Oltre al dono e al compito della predicazione le donne avevano, nei primi decenni della vita della Chiesa, anche quello del governo: basti pensare a Febe chiamata “diacono” che equivaleva al titolo delle autorità romane che si occupavano del governo (cf. Rm 13,4); e ancora più a Giunia la quale era addirittura un’apostola “insigne” divenuta cristiana prima di Paolo! (cf. Rm 16,7) Il regresso storico e culturale e la scomparsa del ministero apostolico di Giunia iniziò secoli dopo quando di lei fecero addirittura un maschio e fu chiamata: Giunio. Un mutamento di sesso che andò a supportare la dogmatica dei ministeri in seguito elaborata, dove una donna non poteva essere apostolo (peraltro questa dignità era riserva dei Vescovi “successori degli Apostoli” intesi come i Dodici).

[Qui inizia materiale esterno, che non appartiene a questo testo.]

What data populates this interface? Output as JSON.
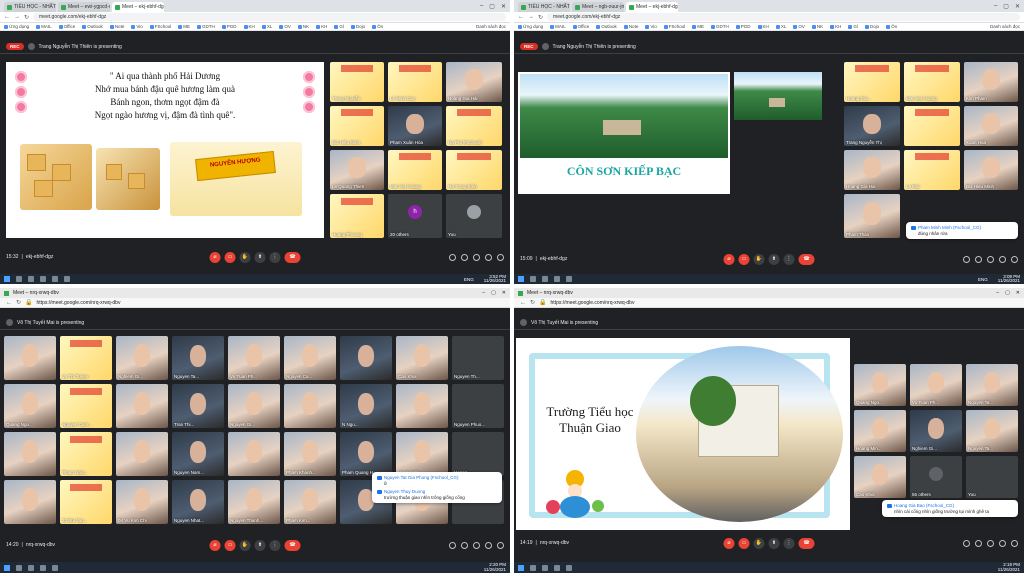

Ma c’è un ultimo caso di regresso della dignità e dei diritti delle donne anche nelle nostre democrazie (laiche) occidentali e mi riferisco proprio alle donne che oggi sono al potere in Europa. In realtà esse non mostrano alcuna differenza dal modo di governare usato dai maschi ad esempio a proposito della guerra. Si mostrano incapaci di aprire un’altra via alla pace che non sia quella della vittoria di una parte, a mano armata. Quanto hanno fatto da sempre i governanti uomini ma quanto non fecero, invece, due donne bibliche i cui nomi sono Rut e Noemi. A una politica di esclusione e di violenza che Israele aveva sempre condotto per difendere o espandere il suo territorio, sterminando i cananei e gli altri popoli, la straniera e la betlemmita strinsero un patto di alleanza, collaborarono col loro lavoro ed il loro buonsenso al superamento di una grave crisi economica unendo e non disperdendo le forze per acquistare e vendere armi. Se Israele ebbe un futuro fu per l’intelligenza, il coraggio e la saggezza di queste due donne e non certo per le guerre continue e sciagurate condotte dai governanti maschi che portò, invece, secoli dopo, alla rovina di Gerusalemme. Da esse uscì quel virgulto di Iesse i cui tratti somatici e messianici ritroveremo nello stesso Gesù, figlio di David!

La prima ministra della Repubblica Italiana, poi, ha cancellato, addirittura, la grande conquista di Giunia, quella di avere acquisito, finalmente, l’identità di una donna nelle versioni delle Bibbie di oggi, compresa quella della CEI. Ella, infatti, si vuole far chiamare: “Il presidente”, un maschile che fa arretrare a prima del cilindro di Ciro i diritti umani e civili che la grammatica – orale e scritta – riconosce da sempre alle donne.